Sometimes, mostly, I hate him. Hate is less painful than pity. His cynicism, timidity and fear are corrosive, they have rusted away my life. I know you'll say, you cannot blame him, he is just the product of chemistry and nurture, but if I didn't believe he was better than that... well, it doesn't bear thinking about. Some of the time, all that keeps me alive is the belief that within him is a small piece, vanishingly small, of something golden.

If I could have loved him, I would have done more for him, but I didn't find him loveable. And that has made him a drain for the love of others, a needy whining child who needs reminding constantly that he matters, believing that he will fade away if he doesn't have it.

It's one of the hardest lessons in life to learn that deserts don't matter, that people do not do what is fair, or even what is compassionate; they do what works for them. If that means you are trampled and broken, well, it's you that is shattered. And he is no more equitable than others in how he is to them. How can he say he is?

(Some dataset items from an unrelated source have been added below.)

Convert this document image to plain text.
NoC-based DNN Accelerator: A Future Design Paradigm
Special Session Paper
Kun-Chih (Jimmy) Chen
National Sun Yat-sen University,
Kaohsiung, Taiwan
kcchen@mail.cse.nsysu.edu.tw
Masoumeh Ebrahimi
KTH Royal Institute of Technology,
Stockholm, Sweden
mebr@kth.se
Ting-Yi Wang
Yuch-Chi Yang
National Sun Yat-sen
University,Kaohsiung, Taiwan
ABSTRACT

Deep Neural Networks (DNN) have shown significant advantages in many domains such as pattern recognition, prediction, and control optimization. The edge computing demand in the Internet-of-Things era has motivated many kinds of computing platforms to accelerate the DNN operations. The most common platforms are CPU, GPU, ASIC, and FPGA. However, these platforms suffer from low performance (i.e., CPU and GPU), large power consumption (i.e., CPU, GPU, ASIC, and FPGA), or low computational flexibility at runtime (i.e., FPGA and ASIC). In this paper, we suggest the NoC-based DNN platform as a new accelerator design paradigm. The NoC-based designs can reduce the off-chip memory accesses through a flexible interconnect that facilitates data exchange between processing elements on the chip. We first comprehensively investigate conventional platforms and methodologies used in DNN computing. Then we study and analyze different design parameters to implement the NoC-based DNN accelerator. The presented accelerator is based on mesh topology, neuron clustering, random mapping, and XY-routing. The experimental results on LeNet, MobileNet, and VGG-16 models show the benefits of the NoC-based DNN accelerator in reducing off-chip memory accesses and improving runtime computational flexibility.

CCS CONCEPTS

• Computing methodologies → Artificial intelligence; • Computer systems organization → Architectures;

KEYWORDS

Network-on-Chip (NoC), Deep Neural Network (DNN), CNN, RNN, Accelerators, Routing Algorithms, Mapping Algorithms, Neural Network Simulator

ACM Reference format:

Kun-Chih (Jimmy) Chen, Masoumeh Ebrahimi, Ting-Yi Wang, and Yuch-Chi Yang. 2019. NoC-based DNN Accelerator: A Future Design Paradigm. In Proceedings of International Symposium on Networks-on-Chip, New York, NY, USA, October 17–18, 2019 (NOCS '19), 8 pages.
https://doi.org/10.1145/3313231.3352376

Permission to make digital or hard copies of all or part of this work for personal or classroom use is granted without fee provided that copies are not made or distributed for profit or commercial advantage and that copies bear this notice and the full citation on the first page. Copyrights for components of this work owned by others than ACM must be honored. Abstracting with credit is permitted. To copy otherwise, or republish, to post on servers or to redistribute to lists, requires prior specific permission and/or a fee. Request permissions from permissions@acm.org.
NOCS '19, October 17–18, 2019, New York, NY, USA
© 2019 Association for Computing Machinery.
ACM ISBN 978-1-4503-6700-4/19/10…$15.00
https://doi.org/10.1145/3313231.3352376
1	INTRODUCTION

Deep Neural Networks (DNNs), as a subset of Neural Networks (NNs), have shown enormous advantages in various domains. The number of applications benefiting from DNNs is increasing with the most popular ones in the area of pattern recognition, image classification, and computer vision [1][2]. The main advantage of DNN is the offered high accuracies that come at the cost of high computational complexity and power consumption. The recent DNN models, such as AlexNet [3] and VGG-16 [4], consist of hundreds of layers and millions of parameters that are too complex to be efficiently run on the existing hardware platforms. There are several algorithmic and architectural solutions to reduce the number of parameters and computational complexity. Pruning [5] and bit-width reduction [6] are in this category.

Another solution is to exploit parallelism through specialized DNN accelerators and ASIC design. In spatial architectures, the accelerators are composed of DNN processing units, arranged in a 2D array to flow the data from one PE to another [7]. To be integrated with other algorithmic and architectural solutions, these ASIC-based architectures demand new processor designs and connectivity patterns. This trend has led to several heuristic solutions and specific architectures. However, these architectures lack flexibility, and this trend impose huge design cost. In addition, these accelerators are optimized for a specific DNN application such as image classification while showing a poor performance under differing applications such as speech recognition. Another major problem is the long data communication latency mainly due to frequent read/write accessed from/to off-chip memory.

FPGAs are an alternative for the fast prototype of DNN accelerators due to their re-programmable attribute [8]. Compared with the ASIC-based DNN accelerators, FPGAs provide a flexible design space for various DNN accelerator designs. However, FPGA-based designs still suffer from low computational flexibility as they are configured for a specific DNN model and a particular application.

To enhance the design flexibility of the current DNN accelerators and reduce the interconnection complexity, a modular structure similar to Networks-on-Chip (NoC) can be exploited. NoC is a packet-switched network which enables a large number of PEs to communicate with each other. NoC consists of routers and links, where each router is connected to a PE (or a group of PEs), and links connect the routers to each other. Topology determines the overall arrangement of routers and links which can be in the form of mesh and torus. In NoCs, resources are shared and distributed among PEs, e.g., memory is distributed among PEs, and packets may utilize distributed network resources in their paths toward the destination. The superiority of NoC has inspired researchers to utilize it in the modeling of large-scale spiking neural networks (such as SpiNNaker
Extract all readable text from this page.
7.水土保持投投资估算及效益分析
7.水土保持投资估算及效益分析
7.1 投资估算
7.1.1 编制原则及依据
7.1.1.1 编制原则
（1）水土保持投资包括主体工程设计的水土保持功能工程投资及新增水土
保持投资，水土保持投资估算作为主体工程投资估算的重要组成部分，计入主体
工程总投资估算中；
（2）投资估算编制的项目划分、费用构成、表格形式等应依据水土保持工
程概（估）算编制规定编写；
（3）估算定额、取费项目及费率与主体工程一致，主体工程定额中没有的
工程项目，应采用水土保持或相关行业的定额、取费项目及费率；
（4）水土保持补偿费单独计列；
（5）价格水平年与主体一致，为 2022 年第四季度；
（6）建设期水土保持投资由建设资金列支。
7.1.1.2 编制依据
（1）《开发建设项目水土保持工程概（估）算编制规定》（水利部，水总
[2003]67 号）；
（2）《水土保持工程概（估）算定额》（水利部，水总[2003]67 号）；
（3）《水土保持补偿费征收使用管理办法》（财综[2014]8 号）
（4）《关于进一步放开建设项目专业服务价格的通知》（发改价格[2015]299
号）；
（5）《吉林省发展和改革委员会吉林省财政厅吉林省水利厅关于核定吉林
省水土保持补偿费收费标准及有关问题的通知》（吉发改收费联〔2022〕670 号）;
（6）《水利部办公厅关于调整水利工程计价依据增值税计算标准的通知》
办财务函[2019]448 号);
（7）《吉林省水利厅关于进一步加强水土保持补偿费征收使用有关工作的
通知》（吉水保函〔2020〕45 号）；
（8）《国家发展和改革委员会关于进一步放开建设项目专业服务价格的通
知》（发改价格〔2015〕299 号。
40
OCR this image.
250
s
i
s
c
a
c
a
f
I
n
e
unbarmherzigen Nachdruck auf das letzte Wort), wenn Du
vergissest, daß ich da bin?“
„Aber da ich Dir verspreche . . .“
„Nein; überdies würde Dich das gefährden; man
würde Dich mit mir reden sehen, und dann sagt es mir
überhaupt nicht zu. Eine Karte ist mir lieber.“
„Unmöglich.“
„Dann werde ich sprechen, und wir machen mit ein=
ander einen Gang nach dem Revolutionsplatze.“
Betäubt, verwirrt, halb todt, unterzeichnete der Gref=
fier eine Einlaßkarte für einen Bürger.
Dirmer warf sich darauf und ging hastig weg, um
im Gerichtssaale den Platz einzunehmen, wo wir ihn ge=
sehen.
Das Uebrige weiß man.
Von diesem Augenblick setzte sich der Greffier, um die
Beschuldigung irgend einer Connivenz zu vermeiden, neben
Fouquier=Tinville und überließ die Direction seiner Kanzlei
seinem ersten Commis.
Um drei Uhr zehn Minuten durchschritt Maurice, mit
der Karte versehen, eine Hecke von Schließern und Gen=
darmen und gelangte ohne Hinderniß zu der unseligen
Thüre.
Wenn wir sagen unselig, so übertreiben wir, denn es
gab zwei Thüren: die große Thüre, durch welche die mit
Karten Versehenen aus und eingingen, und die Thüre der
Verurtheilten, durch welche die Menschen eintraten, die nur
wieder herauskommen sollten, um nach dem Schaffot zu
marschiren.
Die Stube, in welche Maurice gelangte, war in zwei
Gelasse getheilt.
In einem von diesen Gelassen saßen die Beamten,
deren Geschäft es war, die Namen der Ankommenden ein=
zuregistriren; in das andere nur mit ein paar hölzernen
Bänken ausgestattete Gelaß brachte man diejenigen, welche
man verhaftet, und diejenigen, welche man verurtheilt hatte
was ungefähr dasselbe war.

I stopped caring about him when the person he needed the most stopped caring about him. (And we did stop caring about him, although we may protest otherwise, because another lesson we learn in life is that nurture is more about giving what someone needs than about giving what you want to give: I hate him more than anything for his pretence that the latter is often enough the former, and for his hurt when others react as they surely must when it is not. As in so many other things, I hate him not for lack of sensitivity, but for his willingness to ignore what he is sensible of because it is too hard, or he cannot gain from it.) But it is very hard not to care about someone you are intimate with (it is so much easier if you can keep them absent). Slowly, contempt fills the cracks that love should be filling. (If you could not be with them, they remain maybe a statue, an ossification of what they were to you; and it may crumble some but its quality would not change--where it was beautiful, it would remain so, and perhaps come more burnished, as you rubbed it with memories.)

I feel burdened because he does not have a future. I feel weighed down by anxiety about how to live. How could he have built so little for me? He has left me concerned that I cannot live beyond this spring, that I will finally have run out of options. Yet I chose to do the right thing; I suffered for years because I had obligations I believed I should meet, even if spiritually, emotionally, my reward for meeting them was to lose everything that matters at all to me, leaving me unable even to be proud that I had done the right thing, because now I must drown in chaos for it.

Why doesn't he think I am worthwhile? Why does he hate me so much? Well, I know, he cannot love because he is unloveable. I have always known that; it's not something you can fix. It is a weight you have to carry, sometimes cheerfully, cynically and brutally, sometimes regretfully, sometimes with despair.